OtherMay 30, 2026

Liquid AI ships LFM2.5-8B-A1B MoE trained on 38T tokens

AI Analysis

Liquid AI on May 30 released LFM2.5-8B-A1B, a mixture-of-experts model with 8B total parameters and 1B active per token, trained on 38 trillion tokens. The 38T training-token figure is notable — it's larger than the corpus Meta cited for Llama 3 (15T) and comparable to the most data-intensive frontier-model training runs disclosed publicly. The active-parameter count (1B) means inference cost is roughly 1B-equivalent while quality benefits from the full 8B expert pool.

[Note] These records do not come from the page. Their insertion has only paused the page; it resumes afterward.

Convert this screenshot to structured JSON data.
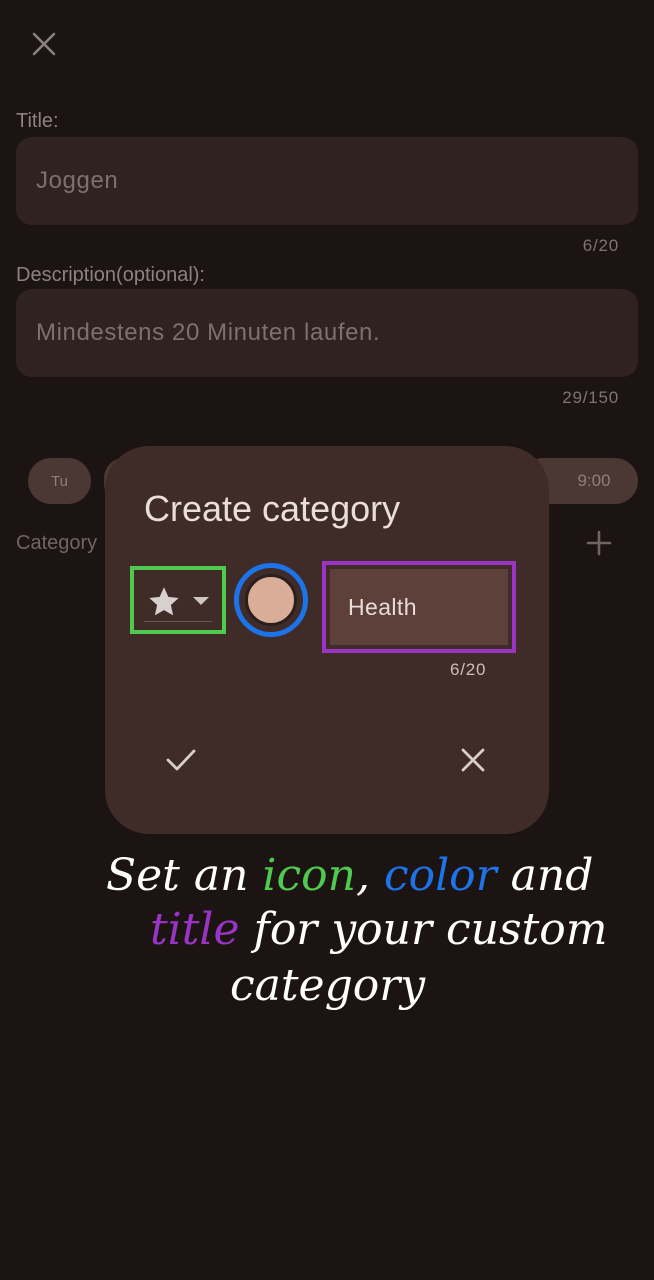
{
  "form": {
    "title_label": "Title:",
    "title_value": "Joggen",
    "title_counter": "6/20",
    "description_label": "Description(optional):",
    "description_value": "Mindestens 20 Minuten laufen.",
    "description_counter": "29/150",
    "day_chip": "Tu",
    "time_chip": "9:00",
    "category_label": "Category"
  },
  "dialog": {
    "title": "Create category",
    "selected_icon": "star-icon",
    "selected_color": "#d9ad98",
    "name_value": "Health",
    "name_counter": "6/20"
  },
  "annotation": {
    "lines": [
      "Set an icon, color and",
      "title for your custom",
      "category"
    ],
    "words": {
      "icon": "icon",
      "color": "color",
      "title": "title"
    },
    "colors": {
      "icon": "#4ecb4e",
      "color": "#1d73e8",
      "title": "#9a34c4",
      "text": "#ffffff"
    }
  }
}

The release is the latest entry in what's become a crowded efficient-MoE race: Mistral's Mixtral lineage, DeepSeek's MoE V3/V4, and now Liquid's LFM2.5. Hacker News (159 points) framed it as another credible small-MoE entrant challenging dense incumbents. The strategic question Liquid is testing: can a sufficiently well-trained 8B-A1B match dense 30B+ models on practical tasks at a fraction of inference cost? If so, the implication for hyperscaler capex models is significant.

This fits a broader theme in this week's batch: the developer-practitioner community is increasingly focused on the price-performance frontier rather than the absolute-quality frontier. The parallel signals are DeepSeek's 75% V4-Pro price cut, Mistral Medium 3.5's 4-GPU self-hosting claim, xAI's $1/$2 per million token grok-build-0.1, and the widely-shared writeup of running 30B models at 53 tokens-per-second on a MacBook M4 Pro. Closed US frontier labs charging $5+/M for inference are under structural pressure.

Watch next: independent benchmarks for LFM2.5-8B-A1B versus Mixtral, DeepSeek V4, and Qwen3-MoE variants; whether Liquid's architectural claims (rooted in its founding 'Liquid Neural Network' work) translate to measurable advantages; and whether the 38T-token training claim is verifiable.